#1: Consistent actions lead to consistent results
I remember my first trading system.
This is the Bollinger Bands mean regression strategy.
You buy when the price is low and sell when the price is high.
The first few trades I made were winners, and then losses came. I think this trading strategy does not work.
So, I keep going.
Next, I stumbled upon the harmonic pattern.
I spent half a year learning how to draw these patterns (guess I am a slower learner).
In the beginning, I won some, but slowly, losses began, eroding all my profits.
Once again, I told myself…
“This trading strategy doesn’t work. Let’s try something else.”

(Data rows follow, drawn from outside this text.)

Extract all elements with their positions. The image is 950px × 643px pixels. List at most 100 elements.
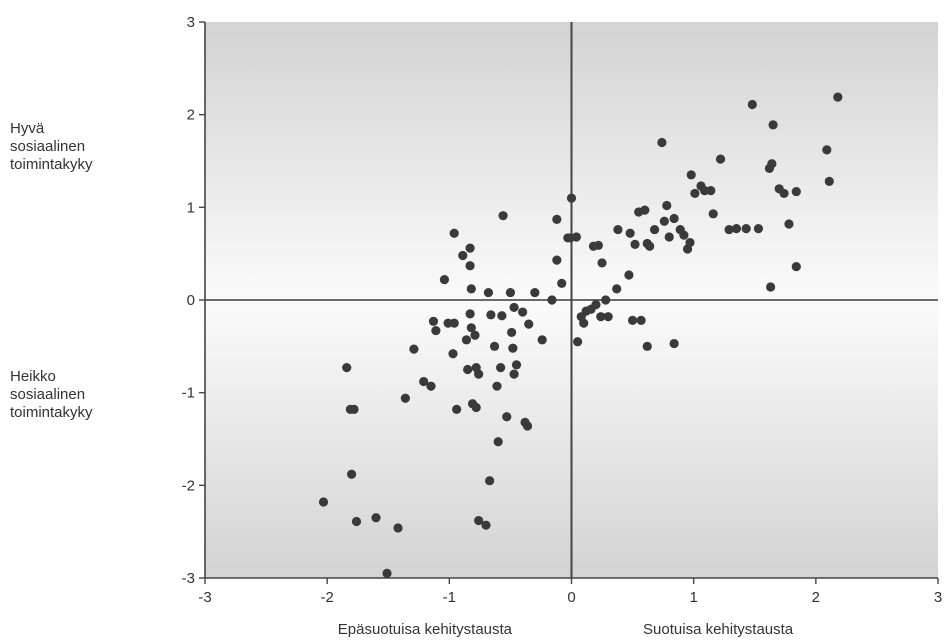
y-tick-label: -3	[182, 570, 195, 587]
data-point	[474, 515, 484, 526]
data-point	[465, 243, 475, 253]
data-point	[463, 364, 473, 375]
data-point	[612, 284, 622, 294]
data-point	[640, 205, 650, 215]
data-point	[486, 310, 496, 320]
data-point	[465, 261, 475, 271]
data-point	[511, 360, 522, 370]
data-point	[481, 520, 491, 530]
data-point	[347, 469, 357, 479]
data-point	[664, 232, 674, 242]
x-tick-label: -3	[198, 589, 211, 606]
data-point	[426, 381, 436, 391]
data-point	[458, 250, 468, 261]
data-point	[649, 224, 660, 235]
data-point	[669, 213, 679, 224]
data-point	[579, 318, 589, 328]
x-tick-label: 2	[812, 589, 820, 606]
data-point	[767, 159, 777, 169]
data-point	[505, 287, 516, 298]
data-point	[645, 241, 655, 251]
data-point	[731, 224, 742, 234]
zero-lines	[205, 22, 938, 578]
data-point	[382, 568, 392, 578]
data-point	[448, 349, 458, 359]
data-point	[784, 219, 794, 229]
data-point	[428, 316, 439, 326]
data-point	[791, 262, 801, 272]
data-point	[747, 99, 757, 110]
data-point	[573, 337, 583, 347]
data-point	[557, 278, 567, 288]
y-tick-label: -2	[182, 477, 195, 494]
data-point	[498, 211, 508, 221]
data-point	[409, 344, 419, 354]
data-point	[768, 120, 778, 130]
data-point	[690, 188, 700, 199]
data-point	[502, 412, 512, 422]
data-point	[613, 224, 623, 235]
data-point	[524, 319, 534, 329]
data-point	[522, 421, 533, 431]
y-caption-negative-line-3: toimintakyky	[10, 404, 93, 421]
data-point	[496, 363, 506, 373]
data-point	[474, 369, 484, 379]
data-point	[685, 237, 695, 248]
data-point	[509, 302, 519, 313]
data-point	[552, 214, 562, 224]
data-point	[497, 311, 507, 321]
data-point	[466, 323, 476, 333]
data-point	[547, 295, 557, 305]
data-point	[824, 176, 834, 186]
y-tick-label: -1	[182, 385, 195, 402]
y-caption-positive-line-2: sosiaalinen	[10, 138, 86, 155]
data-point	[659, 216, 669, 226]
x-tick-label: -2	[320, 589, 333, 606]
data-point	[627, 315, 638, 325]
data-point	[597, 258, 607, 268]
data-point	[596, 312, 606, 322]
data-point	[657, 137, 667, 148]
data-point	[669, 338, 679, 349]
tick-labels: 3 2 1 0 -1 -2 -3-3 -2 -1 0 1 2 3	[182, 14, 943, 606]
x-tick-label: 1	[689, 589, 697, 606]
data-point	[822, 145, 832, 155]
data-point	[791, 186, 801, 197]
data-point	[566, 193, 577, 203]
data-point	[706, 186, 716, 196]
data-point	[493, 437, 503, 447]
data-point	[461, 335, 472, 345]
data-point	[393, 523, 403, 533]
x-tick-label: 0	[567, 589, 575, 606]
x-tick-label: -1	[443, 589, 456, 606]
data-point	[715, 154, 726, 164]
y-caption-positive-line-1: Hyvä	[10, 120, 45, 137]
data-point	[489, 341, 500, 351]
data-point	[642, 341, 652, 351]
y-tick-label: 0	[187, 292, 195, 309]
x-caption-negative: Epäsuotuisa kehitystausta	[338, 621, 513, 638]
data-point	[449, 228, 459, 238]
data-point	[603, 312, 613, 322]
data-point	[530, 287, 540, 298]
data-point	[318, 497, 329, 507]
data-point	[741, 224, 751, 234]
data-point	[492, 381, 502, 391]
data-point	[351, 516, 362, 527]
data-point	[507, 327, 517, 338]
data-point	[708, 209, 718, 219]
data-point	[662, 200, 672, 211]
data-point	[779, 188, 789, 199]
data-point	[509, 369, 519, 379]
data-point	[465, 309, 475, 319]
data-point	[679, 230, 689, 240]
data-point	[449, 318, 459, 328]
data-point	[636, 315, 646, 325]
data-point	[724, 224, 734, 235]
y-caption-positive: Hyvä sosiaalinen toimintakyky	[10, 120, 93, 174]
data-point	[349, 404, 359, 414]
data-point	[753, 224, 764, 234]
data-point	[552, 255, 562, 265]
data-point	[601, 295, 611, 305]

The same pattern was repeated again.
I have some winners, some losers, and I gave up this strategy.
One day, I asked myself…
“Why is it always like this?”
“Why is there no consistency in my transaction?”
“There are always a few winners, and then the losses pile up and take everything away.”
Do you know what I realized?
The problem is me.
I am jumping from one trading strategy to the next.
My behavior is inconsistent. And because of my inconsistent behavior, I got inconsistent results (nonsense).
So don’t make my mistakes.
If you want to get consistent results from trading, you must act in concert.
Stick to a trading strategy, master it-and move on.
#2: Your trading strategy must have advantages
Now, being consistent with your behavior is important in trading.
But this is not all, because you must also have an advantage in the market.
You may want to know:
“What does it mean?”
This means that in the long run, your trading strategy must produce positive results.
If not, then no amount of consistency will save you, because you will eventually become a consistent loser.
do not trust me?
Then go to the nearest casino and keep betting.
You can be consistent with your risk management, bet size, games you place, etc.
In the long run, you will still lose because you have no advantage in the casino.
The same is true for transactions!
You must have an advantage in the market, because without it, no amount of consistency, risk management, trading psychology, etc. can save you.